Running Python functions as pipeline jobs. The *vision is to provide tools to easily achieve better performance and reproducibility when working with long running jobs.* Specifically meant to work well with large data (ie. numpy arrays).

  - **Avoid computing twice the same thing**: code is rerun over an over, for instance when prototyping computational-heavy jobs (as in scientific development), but hand-crafted solution to alleviate this issue is error-prone and often leads to unreproducible results
  - **Persist to disk transparently**: persisting in an efficient way arbitrary objects containing large data is hard. Using joblib’s caching mechanism avoids hand-written persistence and implicitly links the file on disk to the execution context of the original Python object. As a result, joblib’s persistence is good for resuming an application status or computational job, eg after a crash.

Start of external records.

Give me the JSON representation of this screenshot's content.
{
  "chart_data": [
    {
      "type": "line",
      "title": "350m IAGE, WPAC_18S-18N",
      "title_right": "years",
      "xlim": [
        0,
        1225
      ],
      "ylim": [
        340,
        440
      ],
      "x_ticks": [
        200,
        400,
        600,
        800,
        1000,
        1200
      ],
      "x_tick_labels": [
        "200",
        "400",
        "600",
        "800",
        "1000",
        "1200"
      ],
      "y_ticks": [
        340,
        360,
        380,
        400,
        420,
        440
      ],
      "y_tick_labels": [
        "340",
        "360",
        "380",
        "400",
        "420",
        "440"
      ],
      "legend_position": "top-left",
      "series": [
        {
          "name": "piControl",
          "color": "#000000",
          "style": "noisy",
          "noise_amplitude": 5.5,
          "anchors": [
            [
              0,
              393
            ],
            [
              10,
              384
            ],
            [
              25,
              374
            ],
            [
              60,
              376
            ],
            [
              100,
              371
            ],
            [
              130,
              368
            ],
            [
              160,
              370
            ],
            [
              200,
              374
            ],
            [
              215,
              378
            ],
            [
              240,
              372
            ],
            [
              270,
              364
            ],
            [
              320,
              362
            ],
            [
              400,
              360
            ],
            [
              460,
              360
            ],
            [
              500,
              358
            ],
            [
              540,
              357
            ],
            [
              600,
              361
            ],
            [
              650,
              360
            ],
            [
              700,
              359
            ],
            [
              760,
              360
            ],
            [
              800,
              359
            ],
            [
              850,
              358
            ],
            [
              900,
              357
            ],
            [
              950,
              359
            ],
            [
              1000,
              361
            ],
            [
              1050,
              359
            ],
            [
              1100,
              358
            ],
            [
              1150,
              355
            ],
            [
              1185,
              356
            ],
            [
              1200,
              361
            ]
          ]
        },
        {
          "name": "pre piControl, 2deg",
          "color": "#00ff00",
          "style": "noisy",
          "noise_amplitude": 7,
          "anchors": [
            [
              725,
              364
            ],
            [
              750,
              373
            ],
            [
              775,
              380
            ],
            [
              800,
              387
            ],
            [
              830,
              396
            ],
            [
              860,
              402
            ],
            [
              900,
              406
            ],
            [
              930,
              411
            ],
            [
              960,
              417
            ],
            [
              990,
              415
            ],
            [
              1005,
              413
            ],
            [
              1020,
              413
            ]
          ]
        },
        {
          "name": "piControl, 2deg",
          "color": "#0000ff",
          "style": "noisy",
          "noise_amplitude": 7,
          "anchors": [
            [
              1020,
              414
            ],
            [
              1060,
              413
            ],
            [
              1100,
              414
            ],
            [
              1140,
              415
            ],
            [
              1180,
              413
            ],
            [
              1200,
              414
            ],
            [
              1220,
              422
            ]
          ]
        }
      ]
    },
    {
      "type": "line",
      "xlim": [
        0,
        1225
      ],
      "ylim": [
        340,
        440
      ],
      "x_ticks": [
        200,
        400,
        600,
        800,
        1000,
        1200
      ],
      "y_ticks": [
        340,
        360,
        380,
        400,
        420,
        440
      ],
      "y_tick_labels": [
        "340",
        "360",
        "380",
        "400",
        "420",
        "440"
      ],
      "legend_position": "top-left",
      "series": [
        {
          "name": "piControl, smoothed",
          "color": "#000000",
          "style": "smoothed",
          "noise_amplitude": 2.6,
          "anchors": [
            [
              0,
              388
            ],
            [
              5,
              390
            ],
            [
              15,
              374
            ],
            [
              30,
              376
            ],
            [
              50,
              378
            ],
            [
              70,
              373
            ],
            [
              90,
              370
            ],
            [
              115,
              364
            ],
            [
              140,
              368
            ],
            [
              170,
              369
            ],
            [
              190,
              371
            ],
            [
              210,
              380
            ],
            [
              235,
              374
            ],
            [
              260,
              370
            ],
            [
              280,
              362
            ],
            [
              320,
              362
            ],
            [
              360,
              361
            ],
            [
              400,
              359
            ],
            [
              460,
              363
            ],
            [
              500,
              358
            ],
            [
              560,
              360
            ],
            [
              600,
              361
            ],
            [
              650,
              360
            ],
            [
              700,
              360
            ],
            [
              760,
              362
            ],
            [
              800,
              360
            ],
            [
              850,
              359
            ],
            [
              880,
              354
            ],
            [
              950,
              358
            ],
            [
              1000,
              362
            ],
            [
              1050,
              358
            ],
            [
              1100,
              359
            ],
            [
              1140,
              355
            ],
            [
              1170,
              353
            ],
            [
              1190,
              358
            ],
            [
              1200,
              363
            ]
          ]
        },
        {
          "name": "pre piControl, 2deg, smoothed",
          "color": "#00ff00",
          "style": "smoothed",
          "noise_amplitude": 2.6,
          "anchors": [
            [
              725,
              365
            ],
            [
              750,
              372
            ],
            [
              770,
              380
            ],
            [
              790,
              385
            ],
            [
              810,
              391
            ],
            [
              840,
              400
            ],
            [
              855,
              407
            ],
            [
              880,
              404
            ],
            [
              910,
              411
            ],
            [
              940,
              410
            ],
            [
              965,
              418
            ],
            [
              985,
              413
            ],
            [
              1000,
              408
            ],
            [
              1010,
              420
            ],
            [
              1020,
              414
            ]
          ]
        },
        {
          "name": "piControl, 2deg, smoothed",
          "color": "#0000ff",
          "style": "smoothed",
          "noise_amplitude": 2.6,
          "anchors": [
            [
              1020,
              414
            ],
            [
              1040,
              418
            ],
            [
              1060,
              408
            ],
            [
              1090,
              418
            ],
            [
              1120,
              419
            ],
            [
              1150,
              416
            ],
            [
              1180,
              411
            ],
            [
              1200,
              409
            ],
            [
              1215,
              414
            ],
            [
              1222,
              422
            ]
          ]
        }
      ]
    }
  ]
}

Joblib strives to address these problems while leaving your code and your flow control as unmodified as possible (no framework, no new paradigms).

In [None]:
!conda install joblib -y

In [None]:
from math import sqrt
[sqrt(i ** 2) for i in range(10)]

### Parallel Helpers

Joblib provides a simple helper class to write parallel for loops using multiprocessing. The core idea is to write the code to be executed as a generator expression, and convert it to parallel computing.

In [None]:
from math import sqrt
from joblib import Parallel, delayed

By default Parallel uses the Python multiprocessing module to fork separate Python worker processes to execute tasks concurrently on separate CPUs. This is a reasonable default for generic Python programs but it induces some overhead as the input and output data need to be serialized in a queue for communication with the worker processes. 

In [None]:
Parallel(n_jobs=2,backend="threading") \
  (delayed(sqrt)(i ** 2) for i in range(10))

In [None]:
import time
start = time.time()
Parallel(n_jobs=10,verbose=5) \
  (delayed(time.sleep)(1) for _ in range(10))
print(time.time()-start)

### On demand recomputing: the `Memory` class

Caching long running results so it can be reused. Let's try to cache to disk:

In [None]:
from joblib import Memory
memory = Memory(cachedir="/tmp/", verbose=0)

In [None]:
@memory.cache
def f(x):
    print('Running f(%s)' % x)
    return x

In [None]:
print(f(1))

In [None]:
print(f(1))

In [None]:
print(f(10))

In [None]:
!ls -lat /tmp/joblib/__main__--Users-jbloom-Classes-python-seminar-DataFiles_and_Notebooks-08_Parallelism-__ipython-input__/f

In [None]:
memory = Memory(cachedir="/tmp/",verbose=1,mmap_mode="r+")

In [None]:
@memory.cache
def g(x,blah=True):
    print('Running g(%s)' % x)
    return x

In [None]:
print(g(1))

In [None]:
print(g(1))

In [None]:
print(g(1,blah=False))

Ignoring variables:

In [None]:
@memory.cache(ignore=['blah'])
def h(x,blah=True):
    print('Running h(%s)' % x)
    return x

In [None]:
print(h(1))

In [None]:
print(h(1,blah=False))

Note: joblib also gives (for persistence) `joblib.dump()` and `joblib.load()` provide a replacement for pickle to work efficiently on Python objects containing large data, in particular large numpy arrays.